Freakonomics by Steven D. Levitt & Stephen J. Dubner: Excerpt 1

My first economics book. Well, not exactly, I have read textbooks before, but hell, they ain’t no match for this one. Not that that’s saying a lot about this particular book (because my textbooks are seriously low standards to compare with) but it gives one some idea. I bought this one since I wanted to read up something about economics — and it had to be something that wouldn’t kill the tiny flicker of interest in my mind.  I’m glad to say this one hasn’t.  It has also piqued my curiosity quite a bit. Not just about economics but about the mechanics of this book itself.

The book itself doesn’t seem to have a certain purpose. Rather it seems to have certain randomness. Like someone decided to freely associate with and about economics. So it’s not as if the writers want to really make a point. Although they do claim that the point is to show how economics works everywhere and everything. Sure. Fine. One could buy that, only once you read the book this seems like such an apology of a ‘point’. Something they ‘had’ to come up with, so they picked whatever seemed most obvious.

Anyhow, the book does have certain observations that are correct. Both authors do ‘uncover’ certain underlying premises about human life that seem to at work in the economics of society.  Therefore certain noteworthy excerpts have warranted mention and extrapolation.

Chap 2. How is the Ku Klux Klan Like a Group of Real-Estate Agents – Page 55

“…… people respond strongly to strong incentives. And there are few incentives stronger than the fear of random violence — which, in essence, is why terrorism is so effective.”

Well, fear is a very strong incentive. And although fear of random violence may be a strong incentive, there are ones much stronger. Stronger as incentives. Since they will produce reactions that will be stronger, in a very quiet, un-noisy manner, but yet, very strong. Fear is a unique emotion. It has unbelievable motivational qualities. Most people (almost all, actually) function out of fear. It remains one of the primary factors for function in people.  To the stone-age man (I like this term, unscientific as it may be) fear was the only motive — he hunted because he was afraid of starving, he sought protection because he was afraid of  the wild, he sought a mate because he was afraid of extinction and he sought other stone-age men because he was afraid of being alone.  People haven’t changed much. Their reasons haven’t changed much.
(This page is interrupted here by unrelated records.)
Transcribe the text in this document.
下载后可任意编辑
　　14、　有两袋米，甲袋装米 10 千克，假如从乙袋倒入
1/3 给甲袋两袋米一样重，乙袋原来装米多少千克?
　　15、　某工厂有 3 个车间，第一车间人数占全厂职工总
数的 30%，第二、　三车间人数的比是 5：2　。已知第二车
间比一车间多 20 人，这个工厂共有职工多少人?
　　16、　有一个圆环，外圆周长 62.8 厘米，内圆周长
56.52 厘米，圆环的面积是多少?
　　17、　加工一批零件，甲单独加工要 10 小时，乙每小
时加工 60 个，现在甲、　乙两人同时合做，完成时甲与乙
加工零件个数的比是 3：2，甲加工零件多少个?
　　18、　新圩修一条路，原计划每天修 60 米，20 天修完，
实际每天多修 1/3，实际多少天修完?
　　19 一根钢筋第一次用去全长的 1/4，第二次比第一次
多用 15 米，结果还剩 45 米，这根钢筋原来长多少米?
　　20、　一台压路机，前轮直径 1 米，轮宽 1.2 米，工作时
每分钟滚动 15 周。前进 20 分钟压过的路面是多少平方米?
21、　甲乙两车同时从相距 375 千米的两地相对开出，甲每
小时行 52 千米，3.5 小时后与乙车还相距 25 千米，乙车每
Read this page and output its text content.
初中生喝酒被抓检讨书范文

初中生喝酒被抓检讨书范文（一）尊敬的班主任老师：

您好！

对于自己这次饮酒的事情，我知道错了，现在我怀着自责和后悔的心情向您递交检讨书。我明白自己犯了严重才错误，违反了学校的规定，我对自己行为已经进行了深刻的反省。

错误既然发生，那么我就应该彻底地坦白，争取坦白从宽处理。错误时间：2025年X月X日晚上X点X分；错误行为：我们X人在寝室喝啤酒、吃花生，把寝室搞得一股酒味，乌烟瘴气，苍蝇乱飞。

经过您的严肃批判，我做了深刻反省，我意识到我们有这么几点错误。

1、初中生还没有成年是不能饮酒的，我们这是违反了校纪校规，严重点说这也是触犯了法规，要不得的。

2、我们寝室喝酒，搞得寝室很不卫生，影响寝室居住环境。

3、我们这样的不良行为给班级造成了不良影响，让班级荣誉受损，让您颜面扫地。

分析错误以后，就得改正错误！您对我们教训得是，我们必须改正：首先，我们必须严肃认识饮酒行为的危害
One of mankind’s most fundamental “creations” — Religion — came out of a grotesque surrender to fear. This statement has two aspects: That of religion being a fundamental creation and that it exists because of fear. That religion was created by man becomes obvious since there is no proof of the existence of Religion independent of man. He created it since it served a purpose. This purpose was control. Control over the minds of those who could be controlled. What kind of a person can be controlled by another? One who subordinates himself, his mind, his ability to think to that of another person. One who has no sense of ‘self’. A person without a self is no longer a human being, but just a creature who lives out of a simple pain pleasure mechanism like all other animals and therefore, like them, is motivated only by fear. The creature’s lack of self incapacitates him to have any other motivating factor, since any other factor would require the capcity of thinking. Religion was created to control such creatures. And it thrives, due to the existence of such creatures.